Poets don’t typically make for very engaging cinematic protagonists. Even such dramatic lives as those of Allen Ginsburg and Sylvia Plath haven’t resulted in especially gripping movies. But we’ve now had two films about poets—one fictional, one real—open in Portland in the last couple of weeks, and each has its distinct charms.
Jim Jarmusch’s “Paterson” stars Adam Driver as a bus driver who finds inspiration in the quotidian details of his daily life. It’s a testimony to the poet as ordinary guy, and we reviewed it here. Pablo Larrain’s “Neruda,” on the other hand, takes as its subject one of the most larger-than-life figures in 20th century literature, which allows it to be as much about Pablo Neruda’s political and hedonistic exploits as his aesthetic ones.
The film takes place in the late 1940s, when Neruda was already a well-known poet as well as a Chilean diplomat and Senator. He was also a member of the Communist Party, and in fact a fairly hardcore Stalinist. After Chile’s President, Gabriel González Videla, violently repressed a miner’s strike, Neruda castigated him in a speech on the Senate floor. González Videla subsequently banned the Communist Party and Neruda was threatened with arrest.
The notion of a country’s leading public intellectual going underground to avoid becoming a political prisoner is inherently fascinating these days. You probably have to go back to the 1960s for the closest American analog—Angela Davis or Timothy Leary, maybe. Anyhow, Larrain’s movie follows Neruda, played by Luis Gnecco in a convincing, charismatic impersonation, as he shuttle from one safe house to another, finding time the odd bacchanal now and again while eluding the pursuit of his own Javert, a fictional police inspector played by Gael Garcia Bernal.
In addition to bringing some star power to the project, Garcia Bernal also provides a surprisingly sympathetic antagonist. You almost feel sorry for the rule-bound cop, always a step behind the avuncular, lively poet, who pretty much never stops having fun. If they weren’t foes in a life or death, politically motivated game of cat and mouse, they could probably do alright as a Laurel-and-Hardy-esque comedy duo.

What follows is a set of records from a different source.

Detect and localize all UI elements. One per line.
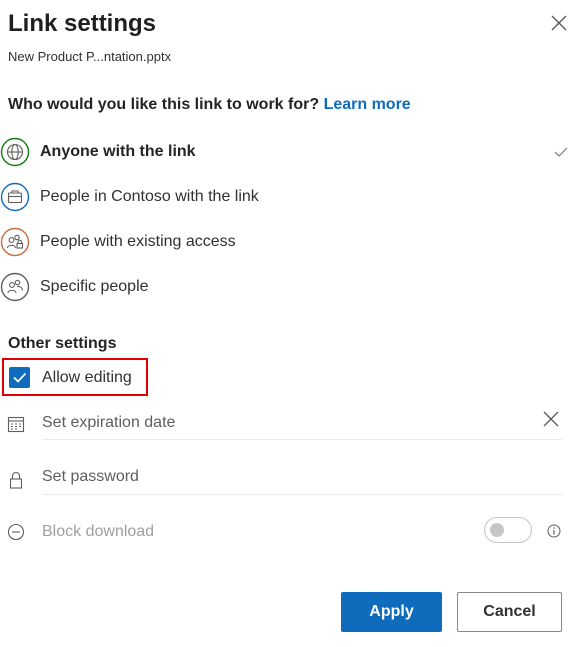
audience-option-label: Specific people <box>40 278 149 295</box>
audience-option-label: People in Contoso with the link <box>40 188 259 205</box>
checkmark-icon <box>13 372 27 383</box>
apply-button[interactable]: Apply <box>341 592 442 632</box>
people-icon <box>0 272 30 302</box>
allow-editing-checkbox[interactable] <box>9 367 30 388</box>
globe-icon <box>0 137 30 167</box>
audience-option-existing-access[interactable]: People with existing access <box>0 225 577 259</box>
expiration-divider <box>42 439 562 440</box>
close-icon[interactable] <box>548 12 570 34</box>
info-icon[interactable] <box>547 524 561 538</box>
audience-option-label: People with existing access <box>40 233 236 250</box>
password-divider <box>42 494 562 495</box>
lock-icon <box>9 471 23 489</box>
block-download-toggle[interactable] <box>484 517 532 543</box>
audience-question: Who would you like this link to work for… <box>8 96 411 114</box>
expiration-date-input[interactable]: Set expiration date <box>42 414 175 432</box>
audience-option-label: Anyone with the link <box>40 143 196 160</box>
block-download-label: Block download <box>42 523 155 540</box>
allow-editing-label[interactable]: Allow editing <box>42 369 132 387</box>
people-lock-icon <box>0 227 30 257</box>
audience-option-specific-people[interactable]: Specific people <box>0 270 577 304</box>
calendar-icon <box>7 416 25 433</box>
dialog-title: Link settings <box>8 10 157 37</box>
cancel-button[interactable]: Cancel <box>457 592 562 632</box>
checkmark-icon <box>554 147 568 157</box>
audience-option-organization[interactable]: People in Contoso with the link <box>0 180 577 214</box>
learn-more-link[interactable]: Learn more <box>324 96 411 113</box>
file-name: New Product P...ntation.pptx <box>8 49 172 64</box>
password-input[interactable]: Set password <box>42 468 139 486</box>
toggle-knob <box>490 523 504 537</box>
audience-question-text: Who would you like this link to work for… <box>8 96 320 113</box>
audience-option-anyone[interactable]: Anyone with the link <box>0 135 577 169</box>
clear-date-icon[interactable] <box>542 410 560 428</box>
other-settings-heading: Other settings <box>8 335 117 352</box>
briefcase-icon <box>0 182 30 212</box>
block-icon <box>7 523 25 541</box>
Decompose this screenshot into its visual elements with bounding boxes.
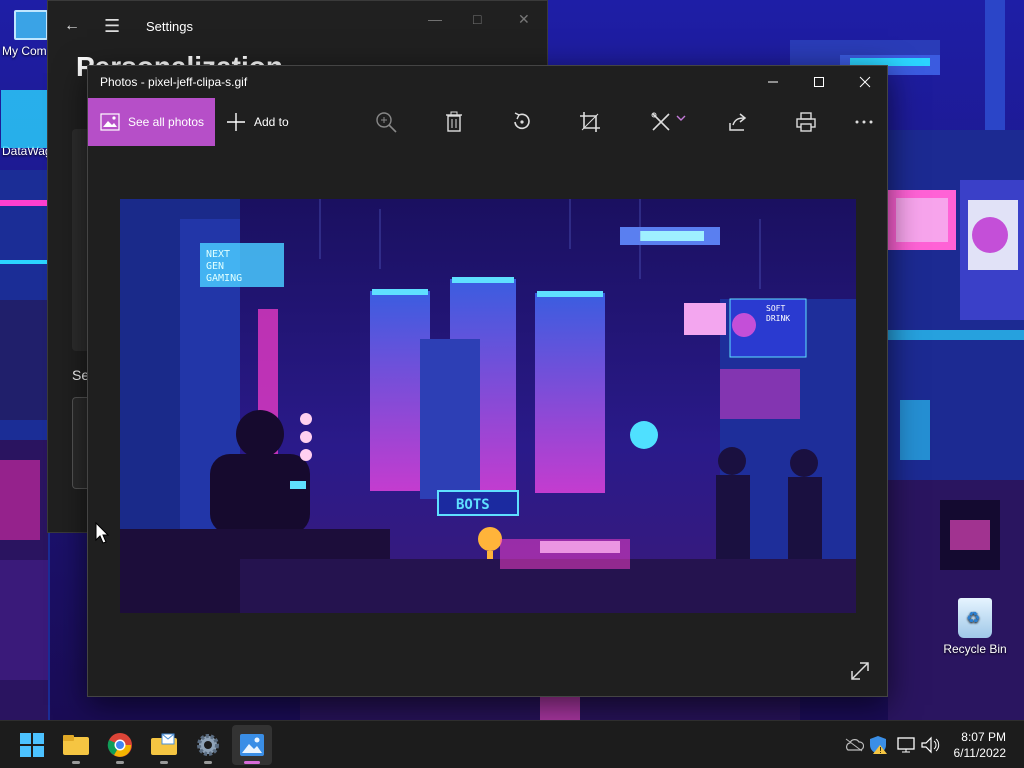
photos-window-title: Photos - pixel-jeff-clipa-s.gif xyxy=(100,75,248,89)
edit-icon xyxy=(651,112,670,131)
mouse-cursor-icon xyxy=(95,522,109,544)
rotate-icon xyxy=(514,112,530,130)
chrome-icon xyxy=(107,733,132,757)
app-shortcut-icon xyxy=(1,90,49,148)
running-indicator xyxy=(160,761,168,764)
onedrive-icon[interactable] xyxy=(844,735,864,755)
photo-viewer-image[interactable]: NEXT GEN GAMING BOTS SOFT DRINK xyxy=(120,199,856,613)
taskbar-photos[interactable] xyxy=(232,725,272,765)
cyberpunk-city-image: NEXT GEN GAMING BOTS SOFT DRINK xyxy=(120,199,856,613)
maximize-button[interactable]: □ xyxy=(473,11,481,27)
close-icon xyxy=(859,76,871,88)
maximize-icon xyxy=(814,77,824,87)
desktop-icon-label: Recycle Bin xyxy=(943,642,1007,656)
svg-text:GEN: GEN xyxy=(206,261,224,272)
mail-folder-icon xyxy=(151,733,177,755)
desktop-icon-my-computer[interactable]: My Com xyxy=(0,10,50,58)
photos-window[interactable]: Photos - pixel-jeff-clipa-s.gif See all … xyxy=(87,65,888,697)
svg-text:!: ! xyxy=(879,746,882,755)
computer-icon xyxy=(14,10,48,40)
photos-toolbar: See all photos Add to xyxy=(88,98,887,146)
share-icon xyxy=(729,113,747,131)
bots-sign: BOTS xyxy=(456,497,490,513)
system-clock[interactable]: 8:07 PM 6/11/2022 xyxy=(954,729,1007,761)
windows-logo-icon xyxy=(20,733,44,757)
clock-time: 8:07 PM xyxy=(961,730,1006,744)
back-arrow-icon[interactable]: ← xyxy=(64,17,80,35)
delete-button[interactable] xyxy=(442,110,466,134)
minimize-button[interactable] xyxy=(750,66,796,98)
see-all-photos-button[interactable]: See all photos xyxy=(88,98,215,146)
gear-icon xyxy=(197,734,219,756)
crop-button[interactable] xyxy=(578,110,602,134)
taskbar-folder-app[interactable] xyxy=(144,725,184,765)
taskbar-file-explorer[interactable] xyxy=(56,725,96,765)
running-indicator xyxy=(72,761,80,764)
crop-icon xyxy=(580,112,600,132)
recycle-bin-icon: ♻ xyxy=(958,598,992,638)
photos-titlebar[interactable]: Photos - pixel-jeff-clipa-s.gif xyxy=(88,66,887,98)
running-indicator xyxy=(204,761,212,764)
settings-titlebar[interactable]: ← ☰ Settings — □ ✕ xyxy=(48,1,547,51)
next-gen-sign: NEXT xyxy=(206,249,230,260)
delete-icon xyxy=(446,111,462,132)
share-button[interactable] xyxy=(726,110,750,134)
add-to-label: Add to xyxy=(254,115,289,129)
security-warning-icon[interactable]: ! xyxy=(868,735,888,755)
more-options-button[interactable] xyxy=(852,110,876,134)
fullscreen-button[interactable] xyxy=(849,660,873,684)
start-button[interactable] xyxy=(12,725,52,765)
hamburger-menu-icon[interactable]: ☰ xyxy=(104,16,120,37)
add-to-button[interactable]: Add to xyxy=(226,98,289,146)
desktop-icon-datawag[interactable]: DataWag xyxy=(0,90,52,158)
network-icon[interactable] xyxy=(896,735,916,755)
svg-text:DRINK: DRINK xyxy=(766,314,790,323)
zoom-in-icon xyxy=(376,112,397,133)
edit-create-button[interactable] xyxy=(650,110,690,134)
desktop-icon-recycle-bin[interactable]: ♻ Recycle Bin xyxy=(940,598,1010,656)
volume-icon[interactable] xyxy=(920,735,940,755)
taskbar-settings[interactable] xyxy=(188,725,228,765)
desktop-icon-label: My Com xyxy=(2,44,47,58)
print-button[interactable] xyxy=(794,110,818,134)
minimize-button[interactable]: — xyxy=(428,11,442,27)
active-indicator xyxy=(244,761,260,764)
see-all-photos-label: See all photos xyxy=(128,115,205,129)
expand-icon xyxy=(851,662,869,680)
more-icon xyxy=(855,120,873,124)
maximize-button[interactable] xyxy=(796,66,842,98)
clock-date: 6/11/2022 xyxy=(953,746,1007,760)
rotate-button[interactable] xyxy=(510,110,534,134)
svg-text:GAMING: GAMING xyxy=(206,273,242,284)
close-button[interactable] xyxy=(842,66,888,98)
plus-icon xyxy=(227,113,245,131)
close-button[interactable]: ✕ xyxy=(518,11,530,28)
folder-icon xyxy=(63,735,89,755)
taskbar-chrome[interactable] xyxy=(100,725,140,765)
photos-app-icon xyxy=(240,734,264,756)
soft-drink-sign: SOFT xyxy=(766,304,785,313)
taskbar: ! 8:07 PM 6/11/2022 xyxy=(0,720,1024,768)
settings-title: Settings xyxy=(146,19,193,34)
running-indicator xyxy=(116,761,124,764)
chevron-down-icon xyxy=(676,115,686,121)
print-icon xyxy=(796,112,816,132)
photo-gallery-icon xyxy=(100,113,120,131)
minimize-icon xyxy=(768,81,778,83)
zoom-in-button[interactable] xyxy=(374,110,398,134)
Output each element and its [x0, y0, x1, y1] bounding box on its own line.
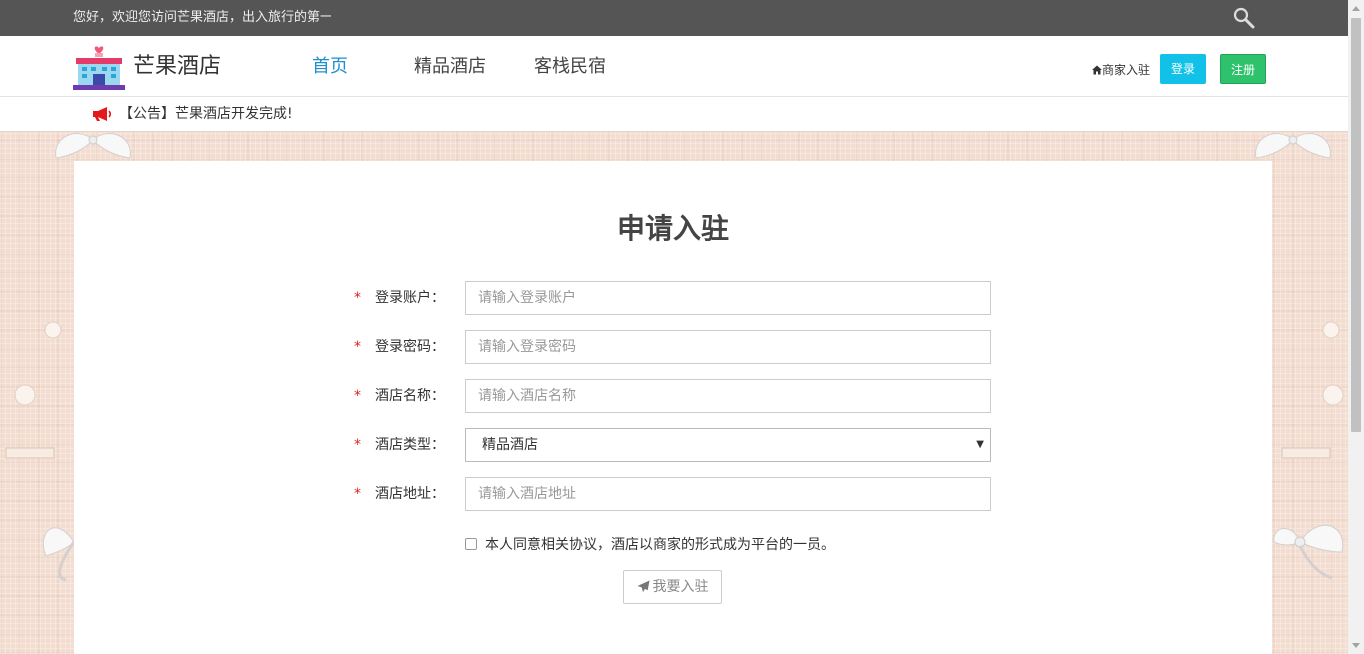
- welcome-text: 您好，欢迎您访问芒果酒店，出入旅行的第一选择！: [73, 10, 331, 25]
- hotel-logo-icon[interactable]: [73, 44, 125, 90]
- form-row-hotel-address: * 酒店地址：: [74, 477, 1272, 511]
- scroll-up-icon[interactable]: [1352, 6, 1360, 11]
- required-mark: *: [354, 388, 361, 404]
- hotel-type-select[interactable]: 精品酒店 ▼: [465, 428, 991, 462]
- megaphone-icon: [93, 107, 112, 121]
- page-scrollbar[interactable]: [1348, 0, 1364, 654]
- ribbon-decoration: [5, 447, 55, 459]
- field-label-password: 登录密码：: [375, 339, 445, 355]
- chevron-down-icon: ▼: [976, 439, 984, 450]
- merchant-join-link[interactable]: 商家入驻: [1092, 36, 1150, 104]
- submit-application-button[interactable]: 我要入驻: [623, 570, 722, 604]
- form-row-password: * 登录密码：: [74, 330, 1272, 364]
- login-account-input[interactable]: [465, 281, 991, 315]
- required-mark: *: [354, 437, 361, 453]
- form-row-account: * 登录账户：: [74, 281, 1272, 315]
- application-form-card: 申请入驻 * 登录账户： * 登录密码： * 酒店名称： * 酒店类型： 精品酒…: [74, 161, 1272, 654]
- site-header: 芒果酒店 首页 精品酒店 客栈民宿 商家入驻 登录 注册: [0, 36, 1348, 97]
- nav-home[interactable]: 首页: [312, 36, 348, 98]
- ribbon-bow-decoration: [55, 133, 131, 159]
- required-mark: *: [354, 486, 361, 502]
- login-password-input[interactable]: [465, 330, 991, 364]
- pearl-decoration: [14, 384, 36, 406]
- nav-inns[interactable]: 客栈民宿: [534, 36, 606, 98]
- form-title: 申请入驻: [616, 212, 729, 245]
- ribbon-bow-decoration: [1255, 133, 1331, 159]
- pearl-decoration: [1322, 384, 1344, 406]
- pearl-decoration: [1322, 321, 1340, 339]
- brand-name[interactable]: 芒果酒店: [133, 36, 221, 98]
- home-icon: [1092, 65, 1102, 75]
- ribbon-decoration: [1281, 447, 1331, 459]
- form-row-hotel-type: * 酒店类型： 精品酒店 ▼: [74, 428, 1272, 462]
- hotel-type-value: 精品酒店: [482, 437, 538, 453]
- announcement-bar: 【公告】芒果酒店开发完成!: [0, 97, 1348, 132]
- paper-plane-icon: [636, 580, 650, 593]
- announcement-text: 【公告】芒果酒店开发完成!: [119, 106, 293, 122]
- search-icon[interactable]: [1232, 6, 1256, 30]
- agreement-checkbox[interactable]: [465, 538, 477, 550]
- hotel-address-input[interactable]: [465, 477, 991, 511]
- scroll-down-icon[interactable]: [1352, 643, 1360, 648]
- agreement-text: 本人同意相关协议，酒店以商家的形式成为平台的一员。: [485, 537, 835, 553]
- nav-boutique-hotels[interactable]: 精品酒店: [414, 36, 486, 98]
- field-label-hotel-type: 酒店类型：: [375, 437, 445, 453]
- field-label-account: 登录账户：: [375, 290, 445, 306]
- ribbon-bow-decoration: [42, 527, 76, 582]
- pearl-decoration: [44, 321, 62, 339]
- ribbon-bow-decoration: [1273, 524, 1344, 580]
- merchant-join-label: 商家入驻: [1102, 63, 1151, 77]
- field-label-hotel-address: 酒店地址：: [375, 486, 445, 502]
- form-row-hotel-name: * 酒店名称：: [74, 379, 1272, 413]
- scrollbar-thumb[interactable]: [1351, 18, 1361, 432]
- hotel-name-input[interactable]: [465, 379, 991, 413]
- register-button[interactable]: 注册: [1220, 54, 1266, 84]
- required-mark: *: [354, 290, 361, 306]
- login-button[interactable]: 登录: [1160, 54, 1206, 84]
- required-mark: *: [354, 339, 361, 355]
- top-bar: 您好，欢迎您访问芒果酒店，出入旅行的第一选择！: [0, 0, 1348, 36]
- submit-label: 我要入驻: [652, 579, 709, 595]
- field-label-hotel-name: 酒店名称：: [375, 388, 445, 404]
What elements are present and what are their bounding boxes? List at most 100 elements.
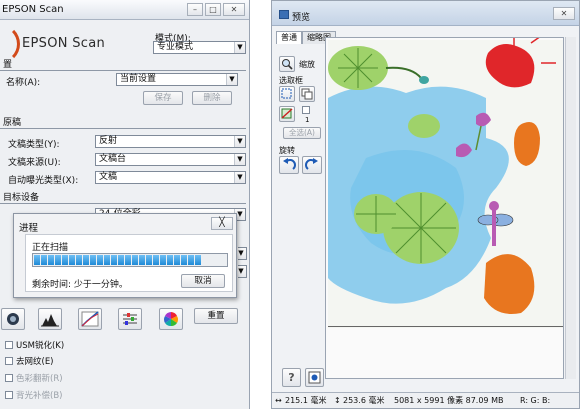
image-adjustment-button[interactable] [118, 308, 142, 330]
dialog-close-button[interactable]: ╳ [211, 217, 233, 230]
progress-dialog: 进程 ╳ 正在扫描 剩余时间: 少于一分钟。 取消 [13, 213, 237, 298]
settings-name-value: 当前设置 [120, 74, 157, 84]
rotate-right-icon [305, 158, 318, 170]
auto-exposure-label: 自动曝光类型(X): [8, 176, 79, 186]
descreen-checkbox[interactable]: 去网纹(E) [5, 355, 54, 367]
preview-window: 预览 ✕ 普通 缩略图 缩放 选取框 1 全选(A) 旋转 ? ↔ 215.1 … [271, 0, 580, 409]
progress-segment [153, 255, 159, 265]
magnifier-icon [282, 59, 293, 70]
progress-segment [139, 255, 145, 265]
chevron-down-icon: ▼ [234, 154, 245, 165]
auto-exposure-value: 文稿 [99, 172, 118, 182]
epson-logo: EPSON Scan [0, 22, 150, 64]
select-all-button[interactable]: 全选(A) [283, 127, 321, 139]
chevron-down-icon: ▼ [234, 136, 245, 147]
rotate-left-icon [283, 158, 296, 170]
preview-image-area[interactable] [325, 37, 564, 379]
doc-type-label: 文稿类型(Y): [8, 140, 60, 150]
checkbox-label: 色彩翻新(R) [16, 374, 63, 384]
progress-segment [195, 255, 201, 265]
tone-correction-button[interactable] [78, 308, 102, 330]
epson-scan-window: EPSON Scan – □ ✕ EPSON Scan 模式(M): 专业模式 … [0, 0, 250, 409]
section-original: 原稿 [0, 118, 246, 129]
name-label: 名称(A): [6, 78, 41, 88]
height-arrow-icon: ↕ [334, 396, 341, 405]
checkbox-box[interactable] [5, 357, 13, 365]
cancel-button[interactable]: 取消 [181, 274, 225, 288]
delete-marquee-icon [281, 108, 293, 119]
status-bar: ↔ 215.1 毫米 ↕ 253.6 毫米 5081 x 5991 像素 87.… [272, 392, 579, 408]
copy-marquee-icon [301, 88, 313, 100]
histogram-button[interactable] [38, 308, 62, 330]
mode-select-value: 专业模式 [157, 42, 194, 52]
close-button[interactable]: ✕ [223, 3, 245, 16]
save-button[interactable]: 保存 [143, 91, 183, 105]
checkbox-box[interactable] [5, 391, 13, 399]
progress-segment [48, 255, 54, 265]
remaining-time: 剩余时间: 少于一分钟。 [32, 280, 128, 290]
progress-segment [174, 255, 180, 265]
brand-name: EPSON Scan [22, 36, 105, 51]
dialog-title: 进程 [19, 223, 39, 234]
copy-marquee-button[interactable] [299, 86, 315, 102]
tab-normal[interactable]: 普通 [276, 31, 302, 44]
minimize-button[interactable]: – [187, 3, 203, 16]
settings-name-select[interactable]: 当前设置 ▼ [116, 73, 238, 86]
zoom-label: 缩放 [299, 60, 315, 69]
zoom-button[interactable] [279, 56, 295, 72]
doc-type-select[interactable]: 反射 ▼ [95, 135, 246, 148]
usm-sharpen-checkbox[interactable]: USM锐化(K) [5, 339, 64, 351]
preview-scrollbar[interactable] [565, 37, 576, 379]
progress-segment [181, 255, 187, 265]
auto-exposure-button[interactable] [1, 308, 25, 330]
backlight-correction-checkbox[interactable]: 背光补偿(B) [5, 389, 62, 401]
progress-segment [69, 255, 75, 265]
scan-status: 正在扫描 [32, 243, 69, 253]
progress-segment [160, 255, 166, 265]
rotate-right-button[interactable] [302, 156, 322, 174]
auto-exposure-select[interactable]: 文稿 ▼ [95, 171, 246, 184]
color-palette-button[interactable] [159, 308, 183, 330]
image-settings-icon [308, 371, 321, 384]
scan-height: 253.6 毫米 [343, 396, 385, 405]
progress-segment [125, 255, 131, 265]
progress-segment [111, 255, 117, 265]
preview-close-button[interactable]: ✕ [553, 7, 575, 20]
rotate-group-label: 旋转 [279, 146, 295, 155]
app-icon [279, 10, 289, 19]
progress-segment [118, 255, 124, 265]
doc-source-label: 文稿来源(U): [8, 158, 61, 168]
marquee-group-label: 选取框 [279, 76, 303, 85]
resolution-select[interactable]: ▼ [235, 247, 247, 260]
auto-exposure-icon [7, 313, 19, 325]
progress-segment [76, 255, 82, 265]
settings-button[interactable] [305, 368, 324, 387]
delete-button[interactable]: 删除 [192, 91, 232, 105]
checkbox-box[interactable] [5, 374, 13, 382]
logo-swoosh-icon [0, 24, 20, 64]
mode-select[interactable]: 专业模式 ▼ [153, 41, 246, 54]
scan-width: 215.1 毫米 [285, 396, 327, 405]
preview-tool-panel: 缩放 选取框 1 全选(A) 旋转 [277, 44, 327, 374]
progress-segment [188, 255, 194, 265]
color-wheel-icon [164, 312, 178, 327]
target-size-select[interactable]: ▼ [235, 265, 247, 278]
marquee-checkbox[interactable] [302, 106, 310, 114]
delete-marquee-button[interactable] [279, 106, 295, 122]
progress-bar [32, 253, 228, 267]
checkbox-box[interactable] [5, 341, 13, 349]
color-restoration-checkbox[interactable]: 色彩翻新(R) [5, 372, 63, 384]
scanned-drawing-image [326, 38, 563, 378]
progress-segment [132, 255, 138, 265]
sliders-icon [123, 313, 137, 325]
marquee-icon [281, 88, 292, 99]
maximize-button[interactable]: □ [205, 3, 221, 16]
progress-segment [41, 255, 47, 265]
help-button[interactable]: ? [282, 368, 301, 387]
doc-source-select[interactable]: 文稿台 ▼ [95, 153, 246, 166]
reset-button[interactable]: 重置 [194, 308, 238, 324]
marquee-button[interactable] [279, 86, 295, 102]
progress-segment [83, 255, 89, 265]
checkbox-label: 背光补偿(B) [16, 391, 63, 401]
rotate-left-button[interactable] [279, 156, 299, 174]
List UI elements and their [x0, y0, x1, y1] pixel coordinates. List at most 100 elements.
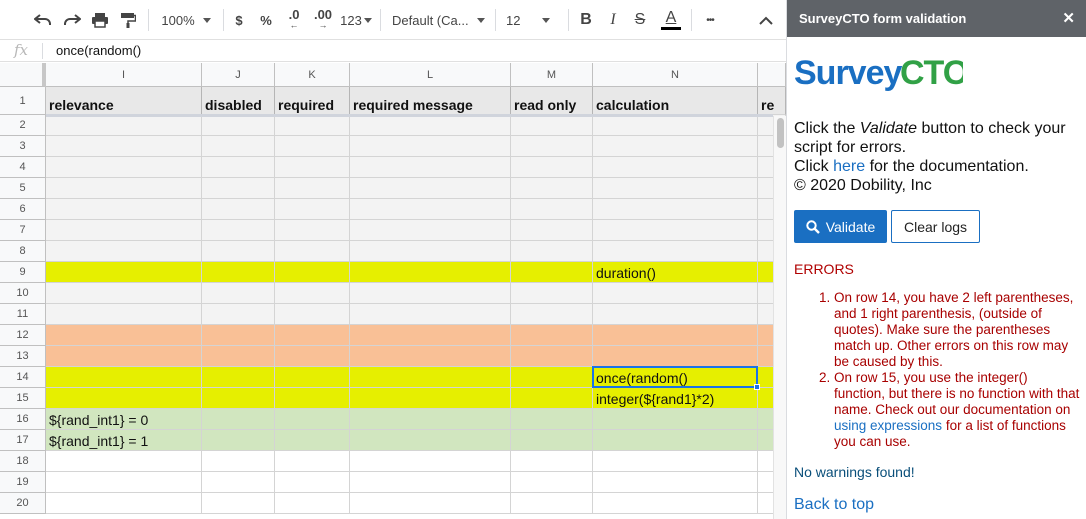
grid-cell[interactable] [350, 220, 511, 241]
zoom-select[interactable]: 100% [156, 0, 216, 40]
grid-cell[interactable] [511, 409, 593, 430]
grid-cell[interactable]: ${rand_int1} = 0 [46, 409, 202, 430]
grid-cell[interactable] [593, 283, 758, 304]
grid-cell[interactable] [46, 199, 202, 220]
grid-cell[interactable] [202, 472, 275, 493]
row-header[interactable]: 14 [0, 367, 46, 388]
number-format-select[interactable]: 123 [339, 0, 373, 40]
grid-cell[interactable] [593, 157, 758, 178]
column-header[interactable]: J [202, 63, 275, 87]
grid-cell[interactable] [46, 178, 202, 199]
grid-cell[interactable] [202, 430, 275, 451]
grid-cell[interactable] [46, 115, 202, 136]
documentation-link[interactable]: here [833, 158, 865, 175]
grid-cell[interactable] [350, 367, 511, 388]
grid-cell[interactable] [350, 346, 511, 367]
grid-cell[interactable]: integer(${rand1}*2) [593, 388, 758, 409]
grid-cell[interactable] [511, 367, 593, 388]
row-header[interactable]: 20 [0, 493, 46, 514]
frozen-row-divider[interactable] [46, 114, 773, 117]
grid-cell[interactable] [593, 325, 758, 346]
grid-cell[interactable] [46, 472, 202, 493]
grid-cell[interactable] [511, 493, 593, 514]
column-header[interactable] [758, 63, 786, 87]
redo-icon[interactable] [61, 0, 83, 40]
grid-cell[interactable] [275, 199, 350, 220]
grid-cell[interactable]: ${rand_int1} = 1 [46, 430, 202, 451]
grid-cell[interactable] [511, 136, 593, 157]
grid-cell[interactable]: duration() [593, 262, 758, 283]
more-options-button[interactable]: ••• [699, 0, 721, 40]
header-cell[interactable]: read only [511, 87, 593, 115]
grid-cell[interactable] [275, 283, 350, 304]
currency-format-button[interactable]: $ [230, 0, 248, 40]
scrollbar-thumb[interactable] [777, 118, 784, 148]
row-header[interactable]: 8 [0, 241, 46, 262]
grid-cell[interactable] [511, 304, 593, 325]
row-header[interactable]: 13 [0, 346, 46, 367]
grid-cell[interactable] [46, 451, 202, 472]
grid-cell[interactable] [275, 178, 350, 199]
row-header[interactable]: 18 [0, 451, 46, 472]
grid-cell[interactable] [350, 241, 511, 262]
back-to-top-link[interactable]: Back to top [794, 496, 874, 514]
grid-cell[interactable] [275, 367, 350, 388]
grid-cell[interactable] [593, 430, 758, 451]
row-header[interactable]: 2 [0, 115, 46, 136]
grid-cell[interactable] [202, 409, 275, 430]
grid-cell[interactable] [593, 304, 758, 325]
font-size-select[interactable]: 12 [506, 0, 562, 40]
grid-cell[interactable]: once(random() [593, 367, 758, 388]
increase-decimal-button[interactable]: .00 → [310, 0, 336, 40]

This is Larrain’s second film to open in the last six weeks. He’s also responsible for Natalie Portman’s Oscar-nominated (and hopefully -winning) performance in “Jackie,” and this rapid-fire twofer marks the 40-year-old filmmaker as one of international cinema’s great hopes. His previous films tended to focus, as “Neruda” does, on some of the darker aspects of recent Chilean history.
“Tony Manero” (2008) was about a man living the Pinochet era who grows obsessed with the lead character in “Saturday Night Fever.” “Post Mortem” (2010) takes place during the last days of Salvador Allende’s presidency, before Pinochet’s takeover. And the Oscar-nominated “No” (2012) tells the story of the advertising campaign that helped to defeat Pinochet in a 1988 referendum. Even his last film, “The Club” (2015), which focuses on a seaside home for excommunicated priests, is a metaphor for the crimes of the Pinochet regime. It’s no wonder that “Jackie,” his first American film, centers on one of our 20th-century tragedies.
As a film about poetry, then, “Neruda” may not have much to say. But as a film about poets, and their inevitable entanglements with political reality, it is certainly more timely than its creators even intended.
(“Neruda” opens Friday, January 27, at the Regal Fox Tower and the Kiggins Theatre in Vancouver.)